È stato abbastanza difficile scrivere questa lettera... Circa due anni
fa ho avuto un problema di cui oggi sinceramente non mi pento di parlare perché
è normale essere deboli: chi in un modo, chi in un altro, ognuno ha qualcosa
che un po’ lo manda in crisi. Io ho avuto un problema di anoressia dal quale
sono riuscita ad uscire non grazie all’aiuto di psicologi o dottori, ma
semplicemente a quello della mia famiglia e delle mie amiche, che sono
diventate per me ormai la seconda casa, il luogo in cui ripararmi in caso di
tempesta. Durante quel periodo di dolore e difficoltà, quando di fronte solo
alla parola cibo tremavo e i miei occhi si riempivano di lacrime, ho riflettuto
molto. Le domande che mi sono posta sono state molteplici, ma quella che trovo
più importante e a cui ancora non ho trovato una risposta non è quella che
tutti potrebbero immaginare: "per quale motivo ciò è successo", bensì
una che forse è sorta alla fine del problema come conseguenza dei gesti altrui…

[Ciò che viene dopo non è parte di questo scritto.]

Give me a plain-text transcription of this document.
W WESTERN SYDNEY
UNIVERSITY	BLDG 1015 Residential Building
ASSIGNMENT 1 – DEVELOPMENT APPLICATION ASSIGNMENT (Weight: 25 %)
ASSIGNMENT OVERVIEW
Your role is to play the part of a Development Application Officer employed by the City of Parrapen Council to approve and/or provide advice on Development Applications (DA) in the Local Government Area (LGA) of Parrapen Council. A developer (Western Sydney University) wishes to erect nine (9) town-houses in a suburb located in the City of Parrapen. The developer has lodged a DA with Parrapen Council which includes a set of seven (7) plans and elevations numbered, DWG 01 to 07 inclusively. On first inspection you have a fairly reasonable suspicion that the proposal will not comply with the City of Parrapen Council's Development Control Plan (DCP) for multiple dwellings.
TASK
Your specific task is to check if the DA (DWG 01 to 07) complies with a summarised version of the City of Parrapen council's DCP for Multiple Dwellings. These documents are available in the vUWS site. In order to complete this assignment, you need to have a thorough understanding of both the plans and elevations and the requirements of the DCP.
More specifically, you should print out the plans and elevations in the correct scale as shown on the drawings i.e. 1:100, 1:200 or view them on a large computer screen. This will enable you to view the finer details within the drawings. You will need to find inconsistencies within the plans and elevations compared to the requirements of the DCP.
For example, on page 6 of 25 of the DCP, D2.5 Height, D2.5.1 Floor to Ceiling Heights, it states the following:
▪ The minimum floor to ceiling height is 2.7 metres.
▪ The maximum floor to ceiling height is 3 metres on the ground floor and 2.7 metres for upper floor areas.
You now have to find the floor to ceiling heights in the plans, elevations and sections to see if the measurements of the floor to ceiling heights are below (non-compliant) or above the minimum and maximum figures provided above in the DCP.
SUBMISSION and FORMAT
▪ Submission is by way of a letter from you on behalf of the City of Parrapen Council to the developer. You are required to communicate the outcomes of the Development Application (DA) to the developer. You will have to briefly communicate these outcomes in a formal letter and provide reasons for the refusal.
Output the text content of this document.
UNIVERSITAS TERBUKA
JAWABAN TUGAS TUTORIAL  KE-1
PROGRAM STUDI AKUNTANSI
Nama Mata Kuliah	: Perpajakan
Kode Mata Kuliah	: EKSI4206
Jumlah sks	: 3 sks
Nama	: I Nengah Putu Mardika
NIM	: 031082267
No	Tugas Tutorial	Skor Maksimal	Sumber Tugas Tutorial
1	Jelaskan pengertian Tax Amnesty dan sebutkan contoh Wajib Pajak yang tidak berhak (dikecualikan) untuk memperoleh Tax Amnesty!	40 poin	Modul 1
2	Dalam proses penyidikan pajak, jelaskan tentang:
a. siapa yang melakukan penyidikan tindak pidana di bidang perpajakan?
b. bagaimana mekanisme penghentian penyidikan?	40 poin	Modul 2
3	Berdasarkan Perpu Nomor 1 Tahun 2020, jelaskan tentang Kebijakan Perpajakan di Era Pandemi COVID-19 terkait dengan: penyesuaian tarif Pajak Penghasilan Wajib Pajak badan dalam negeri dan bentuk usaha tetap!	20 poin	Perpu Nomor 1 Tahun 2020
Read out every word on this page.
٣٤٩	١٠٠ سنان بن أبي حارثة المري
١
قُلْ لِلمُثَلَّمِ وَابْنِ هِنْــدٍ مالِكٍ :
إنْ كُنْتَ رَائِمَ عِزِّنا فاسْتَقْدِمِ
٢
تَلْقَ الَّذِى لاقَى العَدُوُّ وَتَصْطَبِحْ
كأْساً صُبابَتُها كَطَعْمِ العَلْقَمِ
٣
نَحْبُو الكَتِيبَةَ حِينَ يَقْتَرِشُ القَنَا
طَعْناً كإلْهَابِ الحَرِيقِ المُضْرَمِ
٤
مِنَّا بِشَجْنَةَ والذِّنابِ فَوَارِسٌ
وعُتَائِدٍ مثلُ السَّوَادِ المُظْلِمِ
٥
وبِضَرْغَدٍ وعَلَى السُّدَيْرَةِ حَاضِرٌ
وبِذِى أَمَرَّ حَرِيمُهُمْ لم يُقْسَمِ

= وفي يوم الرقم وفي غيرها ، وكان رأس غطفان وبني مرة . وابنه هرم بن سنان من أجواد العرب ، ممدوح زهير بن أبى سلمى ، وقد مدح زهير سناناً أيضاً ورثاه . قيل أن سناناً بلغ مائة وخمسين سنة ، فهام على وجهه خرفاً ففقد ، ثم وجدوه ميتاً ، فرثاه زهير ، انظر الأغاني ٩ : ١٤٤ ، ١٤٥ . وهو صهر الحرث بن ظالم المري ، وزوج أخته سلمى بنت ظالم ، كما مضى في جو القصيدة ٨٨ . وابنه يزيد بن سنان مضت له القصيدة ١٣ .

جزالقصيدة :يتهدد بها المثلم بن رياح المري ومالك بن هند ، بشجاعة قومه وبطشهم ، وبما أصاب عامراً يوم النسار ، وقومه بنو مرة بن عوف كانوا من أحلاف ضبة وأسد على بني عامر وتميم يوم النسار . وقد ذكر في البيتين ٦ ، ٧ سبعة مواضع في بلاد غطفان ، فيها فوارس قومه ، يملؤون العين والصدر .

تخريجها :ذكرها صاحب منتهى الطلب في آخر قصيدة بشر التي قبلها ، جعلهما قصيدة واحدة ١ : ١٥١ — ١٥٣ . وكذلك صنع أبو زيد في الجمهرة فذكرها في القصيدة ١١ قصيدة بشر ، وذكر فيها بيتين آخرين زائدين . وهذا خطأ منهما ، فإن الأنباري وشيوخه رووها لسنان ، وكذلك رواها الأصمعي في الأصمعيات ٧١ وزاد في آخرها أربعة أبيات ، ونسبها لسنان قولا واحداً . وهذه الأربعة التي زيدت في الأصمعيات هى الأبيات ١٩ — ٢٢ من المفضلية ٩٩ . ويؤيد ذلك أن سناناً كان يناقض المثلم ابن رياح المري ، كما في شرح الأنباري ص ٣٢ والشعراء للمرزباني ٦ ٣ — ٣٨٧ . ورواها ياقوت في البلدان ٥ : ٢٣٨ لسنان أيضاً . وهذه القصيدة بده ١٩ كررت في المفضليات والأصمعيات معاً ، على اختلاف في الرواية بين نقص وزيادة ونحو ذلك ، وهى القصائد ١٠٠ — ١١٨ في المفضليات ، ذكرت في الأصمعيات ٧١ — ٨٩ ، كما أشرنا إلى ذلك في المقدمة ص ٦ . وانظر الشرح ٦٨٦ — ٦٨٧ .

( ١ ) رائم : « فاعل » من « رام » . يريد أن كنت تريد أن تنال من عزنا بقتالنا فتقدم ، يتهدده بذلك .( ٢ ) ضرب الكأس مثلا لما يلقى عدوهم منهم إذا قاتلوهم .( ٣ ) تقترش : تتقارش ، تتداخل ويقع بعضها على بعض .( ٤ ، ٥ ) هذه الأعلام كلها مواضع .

Tutti siamo destinati a morire, chi prima, chi dopo, e tutti siamo destinati a
lasciare questo mondo indipendentemente da ciò che facciamo, dal nostro
comportamento, dalle scelte o dalle azioni. Allora mi chiedo: tutto ciò che
hanno fatto gli altri per me, aiutandomi in quel periodo difficile, svanirà
senza che nessuno lo ricordi? E io, lasciata questa terra, indipendentemente
dal fatto che mi ricongiungerò con Dio o mi reincarnerò in qualcosa di altro,
vivrò come se nulla fosse mai successo? Dimenticherò tutti i gesti e gli sforzi
che i miei genitori hanno fatto per salvarmi? Tutte le lacrime che hanno
versato e le preghiere che hanno fatto? Non riuscirò mai a onorare la loro
grandezza nemmeno con il ricordo e il grande amore che provo per loro? Resterà
almeno in me una traccia di quel ricordo? Come si può non spaventarsi sapendo
che tutto svanisce e si dissolve nella grandezza del mondo e alla fine del
battito del nostro cuore? Sto cercando, proprio per questo, di ringraziare in
qualsiasi modo tutti coloro che mi hanno aiutata, ma sempre, sapendo che tutto
svanirà, mi sento debole e ogni gesto mi risulta inutile.
Debora,
4H
Cara Debora,
Ci sono prospettive che fanno
apparire le nostre azioni insignificanti: quella del tempo della nascita
dell’universo o della comparsa della vita sul pianeta. Qualunque gesto nella
tessitura di una vita, tra miliardi di vite nello spazio e nel tempo e inserito
in una distanza temporale enorme può sembrare irrilevante. Il percorso individuale
rivela il suo carattere effimero, la Terra la sua marginalità, ogni gesto si
dissolve. La consapevolezza che ogni azione svanisce può farla apparire
inutile. Ma solo se considerata da distanze siderali. Se tutto diventa
inconsistente inserito in tali intervalli, è evidente che le unità di misura
della nostra vita debbano essere altre. Sperimentiamo, ancor prima di
comprenderlo con la ragione, che ci sono due tipi di amore: uno incondizionato
e uno condizionato. Il primo è quello dei genitori, che ci sostiene anche se
non abbiamo meriti. Eric Fromm ne “L’arte
di amare” scrive: «Non c'è niente che debba fare per essere amato — l'amore materno è
incondizionato. Tutto ciò che devo fare è essere — essere il suo bambino.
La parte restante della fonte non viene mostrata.